AD is a multifaceted condition, and an optimal biomarker should demonstrate consistent expression to operate effectively in every patient. As a result, utilizing a multigene panel across various research facilities could prove to be a viable strategy in overcoming this diversity. Subsequently, a risk prediction model was constructed using 23 genes for clinical prediction of the risk of AD. Artificial intelligence algorithms are currently being used successfully to identify biomarkers. However, the selection of which AI method to use is often influenced by personal preferences, which can add to the limitations of a particular method. This can further complicate the application of AI in this field. In order to improve the effectiveness of using AI for biomarker identification, it is important to carefully consider the selection of AI methods and not solely rely on personal preference. By taking into account factors such as the specific characteristics of the data and the objectives of the research, researchers can better determine which AI method would be most suitable for their study. Therefore, a total of 113 different combinations were employed, utilizing 10 distinct AI algorithms, to successfully ascertain RF as the most suitable and optimal model. The integrative techniques provide the advantage of customizing a model with consistent performance in predicting the outcome of AD, utilizing various AI algorithms and their combinations. Moreover, the amalgamations of algorithms can additionally decrease the complexity of variables, thus simplifying and enhancing the translational capacity of the model. Moreover, the findings of this research indicate that the diagnosis value of the RCD.score surpasses that of other previously published signatures. These results strongly suggest that the RCD.score possesses great potential as a valuable tool for evaluating diagnosis in clinical settings.

Based on Mendelian randomization, we eventually identified four AD risk genes (CXCL1, ENTPD2, METTL7A and SERPINB6). These four genes were up-regulated in both AD patients and APP/PS1 mice. Previous studies have shown that CXCL1 is upregulated in AD patients and accelerates the progression of AD by affecting the migration of monocytes from the blood to the brain (44). Meanwhile, CXCL1 triggers the shearing of tau by caspase-3, causing GSK3β activation and subsequent phosphorylation of tau (45). Previous GWAS studies have also shown that METTL7A and SERPINB6 are susceptibility genes for AD. Thus, the above results further justify and flesh out our results (46, 47).

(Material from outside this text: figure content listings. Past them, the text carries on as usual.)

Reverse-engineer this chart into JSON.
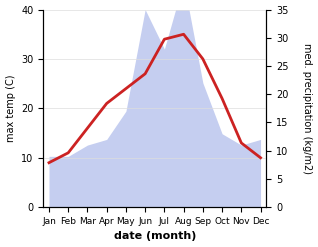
{
  "months": [
    "Jan",
    "Feb",
    "Mar",
    "Apr",
    "May",
    "Jun",
    "Jul",
    "Aug",
    "Sep",
    "Oct",
    "Nov",
    "Dec"
  ],
  "month_indices": [
    0,
    1,
    2,
    3,
    4,
    5,
    6,
    7,
    8,
    9,
    10,
    11
  ],
  "temperature": [
    9,
    11,
    16,
    21,
    24,
    27,
    34,
    35,
    30,
    22,
    13,
    10
  ],
  "precipitation": [
    9,
    9,
    11,
    12,
    17,
    35,
    28,
    40,
    22,
    13,
    11,
    12
  ],
  "temp_color": "#cc2222",
  "precip_fill_color": "#c5cef0",
  "background_color": "#ffffff",
  "temp_ylim": [
    0,
    40
  ],
  "precip_ylim": [
    0,
    35
  ],
  "temp_yticks": [
    0,
    10,
    20,
    30,
    40
  ],
  "precip_yticks": [
    0,
    5,
    10,
    15,
    20,
    25,
    30,
    35
  ],
  "ylabel_left": "max temp (C)",
  "ylabel_right": "med. precipitation (kg/m2)",
  "xlabel": "date (month)",
  "linewidth": 2.0,
  "grid_color": "#dddddd"
}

There were, of course, some limitations to our study. While we have partially investigated this correlation and established a recognized pattern utilizing data from diverse databases, certain constraints remain. Our investigation solely confirmed the in vitro RCD. score in AD, lacking validation through in vivo assays. Consequently, it is imperative to comprehend the cellular and molecular mechanisms underlying four AD risk genes, as this will offer deeper insights into the involvement of RCD.score in AD.

To conclude, we identified molecular subtypes with different characteristics, which may have certain value for accurate stratified treatment of AD patients by integrate the multi-center. Besides, we developed a robust marker called RCD.score by applying bioinformatics. This marker was utilized to assess the prediction accuracy and risk classification in the context of AD, which exhibited superior performance across multiple cohorts for robustly predicting patient diagnosis. In general, our investigation offers a compelling instrument for evaluating diagnosis and categorizing risk for AD patients in the clinical domain.